Lutar contra a exploração laboral dos imigrantes passa por reconhecer que eles são necessários e por lhes dar poder para denunciarem os abusos e reivindicarem os seus direitos. O que leva ao terceiro ingrediente: “Políticos com coragem”.

Três anos após o início do conflito na Síria, “a Europa nada fez para acolher” os três milhões de refugiados sírios. “Liderança” – diz François Crépeau – seria um programa conjunto dos países desenvolvidos para os acolher, ao longo dos próximos três anos. “O que podemos esperar de pessoas normais, que esperam e desesperam, sem qualquer solução à vista? Se eu e você estivéssemos nesses campos, o que faríamos?”, questiona, avançando a sua resposta: “Eu iria com os traficantes. E a maioria desses ministros que nada querem fazer fariam o mesmo, pelas suas famílias.”

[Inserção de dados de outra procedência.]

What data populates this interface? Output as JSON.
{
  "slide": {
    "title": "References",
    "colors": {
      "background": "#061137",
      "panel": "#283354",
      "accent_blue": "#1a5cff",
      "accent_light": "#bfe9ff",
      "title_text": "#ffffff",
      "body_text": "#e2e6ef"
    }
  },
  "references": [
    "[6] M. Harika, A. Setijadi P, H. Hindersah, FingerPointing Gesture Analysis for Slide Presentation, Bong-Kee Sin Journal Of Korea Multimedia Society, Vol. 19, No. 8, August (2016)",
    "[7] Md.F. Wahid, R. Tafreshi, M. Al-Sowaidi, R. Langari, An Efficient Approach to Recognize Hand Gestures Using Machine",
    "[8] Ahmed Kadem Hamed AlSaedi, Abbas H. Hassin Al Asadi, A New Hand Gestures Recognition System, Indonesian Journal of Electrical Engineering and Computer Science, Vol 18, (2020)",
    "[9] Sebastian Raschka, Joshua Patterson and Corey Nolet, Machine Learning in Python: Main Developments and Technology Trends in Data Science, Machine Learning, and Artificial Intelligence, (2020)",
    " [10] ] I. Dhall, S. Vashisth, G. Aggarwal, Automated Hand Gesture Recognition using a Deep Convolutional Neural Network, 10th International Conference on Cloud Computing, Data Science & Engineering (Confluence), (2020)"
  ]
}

Por esta e por outras, François Crépeau não esconde a irritação face à posição assumida pelo Reino Unido de deixar de financiar as operações de busca e salvamento de imigrantes no mar, com o argumento de que incentivam outros a tentarem chegar à Europa.

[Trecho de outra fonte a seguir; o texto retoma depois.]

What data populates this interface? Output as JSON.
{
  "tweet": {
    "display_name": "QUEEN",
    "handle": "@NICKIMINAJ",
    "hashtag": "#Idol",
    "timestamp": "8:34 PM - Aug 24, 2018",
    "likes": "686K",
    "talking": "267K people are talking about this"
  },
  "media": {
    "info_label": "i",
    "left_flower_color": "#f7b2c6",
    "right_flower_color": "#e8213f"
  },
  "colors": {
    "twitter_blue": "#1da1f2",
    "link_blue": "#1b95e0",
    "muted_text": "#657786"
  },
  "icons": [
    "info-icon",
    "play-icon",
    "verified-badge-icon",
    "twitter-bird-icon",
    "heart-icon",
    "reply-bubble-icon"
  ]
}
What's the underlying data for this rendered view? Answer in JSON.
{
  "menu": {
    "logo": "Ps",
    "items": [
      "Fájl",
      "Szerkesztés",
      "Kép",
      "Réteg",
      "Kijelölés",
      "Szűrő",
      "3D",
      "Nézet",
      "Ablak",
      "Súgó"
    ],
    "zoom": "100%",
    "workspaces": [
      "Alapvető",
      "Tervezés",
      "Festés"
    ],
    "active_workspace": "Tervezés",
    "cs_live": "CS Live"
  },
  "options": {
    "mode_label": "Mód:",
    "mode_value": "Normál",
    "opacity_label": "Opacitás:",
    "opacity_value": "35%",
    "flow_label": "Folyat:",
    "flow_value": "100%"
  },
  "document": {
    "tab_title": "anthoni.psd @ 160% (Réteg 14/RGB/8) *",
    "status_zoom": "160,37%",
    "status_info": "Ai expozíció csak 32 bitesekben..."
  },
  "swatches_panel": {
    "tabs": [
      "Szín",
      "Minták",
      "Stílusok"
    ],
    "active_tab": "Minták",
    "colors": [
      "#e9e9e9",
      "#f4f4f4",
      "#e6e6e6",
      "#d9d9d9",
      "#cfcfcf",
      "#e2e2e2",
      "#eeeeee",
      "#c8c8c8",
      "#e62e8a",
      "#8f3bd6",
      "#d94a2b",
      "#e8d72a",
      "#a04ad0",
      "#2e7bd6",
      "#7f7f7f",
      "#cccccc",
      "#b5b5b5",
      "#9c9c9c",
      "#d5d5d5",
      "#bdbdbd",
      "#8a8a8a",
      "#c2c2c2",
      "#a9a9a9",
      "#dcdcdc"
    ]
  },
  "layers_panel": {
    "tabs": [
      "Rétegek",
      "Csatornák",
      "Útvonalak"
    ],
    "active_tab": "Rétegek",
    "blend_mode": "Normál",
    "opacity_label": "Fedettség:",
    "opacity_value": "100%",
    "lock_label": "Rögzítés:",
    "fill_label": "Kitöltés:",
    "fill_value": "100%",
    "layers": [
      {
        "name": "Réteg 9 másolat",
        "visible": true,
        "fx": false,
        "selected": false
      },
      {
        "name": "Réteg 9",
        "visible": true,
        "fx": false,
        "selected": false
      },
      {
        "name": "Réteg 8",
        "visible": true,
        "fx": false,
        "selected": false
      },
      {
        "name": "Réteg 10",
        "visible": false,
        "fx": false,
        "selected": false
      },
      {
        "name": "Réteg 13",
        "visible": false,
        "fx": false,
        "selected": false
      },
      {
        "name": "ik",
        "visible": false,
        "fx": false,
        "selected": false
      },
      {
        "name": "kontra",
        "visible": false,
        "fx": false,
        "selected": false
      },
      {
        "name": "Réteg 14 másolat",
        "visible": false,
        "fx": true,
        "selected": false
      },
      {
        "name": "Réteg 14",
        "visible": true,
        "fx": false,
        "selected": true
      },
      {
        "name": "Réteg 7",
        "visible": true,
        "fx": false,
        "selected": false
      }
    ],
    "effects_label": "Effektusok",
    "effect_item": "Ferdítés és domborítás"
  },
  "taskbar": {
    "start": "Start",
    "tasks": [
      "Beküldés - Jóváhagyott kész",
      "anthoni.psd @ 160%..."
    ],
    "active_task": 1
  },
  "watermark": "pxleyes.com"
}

“As operações de busca e salvamento têm a ver com salvar vidas”, resume. Portanto, o que Londres está a dizer é que “devemos deixá-los morrer, porque isso será uma lição a todos os candidatos à imigração irregular”, interpreta, qualificando a posição de “profundamente cínica”.

Porém, “as operações de busca e salvamento são o curativo de uma ferida maior”, reconhece. “A verdadeira questão é saber por que é tantas pessoas arriscam a vida e a segurança às mãos de traficantes”, realça, dando a resposta: “Não há outra hipótese de chegarem à Europa.”

E quem chega sabe que “há trabalho” para si na Europa. “Porque permitimos, nos nossos países, que muitos setores da economia funcionassem na base de um mercado laboral clandestino”, muito dependente da “exploração de imigrantes irregulares”, assinala.

“Precisamos desses imigrantes, mas o problema é que precisamos deles a dois euros à hora e a única razão por que eles aceitam esses dois euros à hora é porque não têm outra opção”, recorda. “Não podemos ficar indignados por chegarem de forma irregular se não lhes oferecemos hipóteses de chegarem de forma regular”, sublinha.

“Os fundamentos da democracia não estão a ser aplicados aos imigrantes. A democracia deve ser o governo do povo, pelo povo e para o povo, mas uma grande parte das pessoas não está incluída no ‘povo’”, destaca. “Uma piada sexista, hoje, pode arruinar a carreira de um político, mas dizer coisas absolutamente ridículas sobre imigrantes ainda é aceitável”, compara.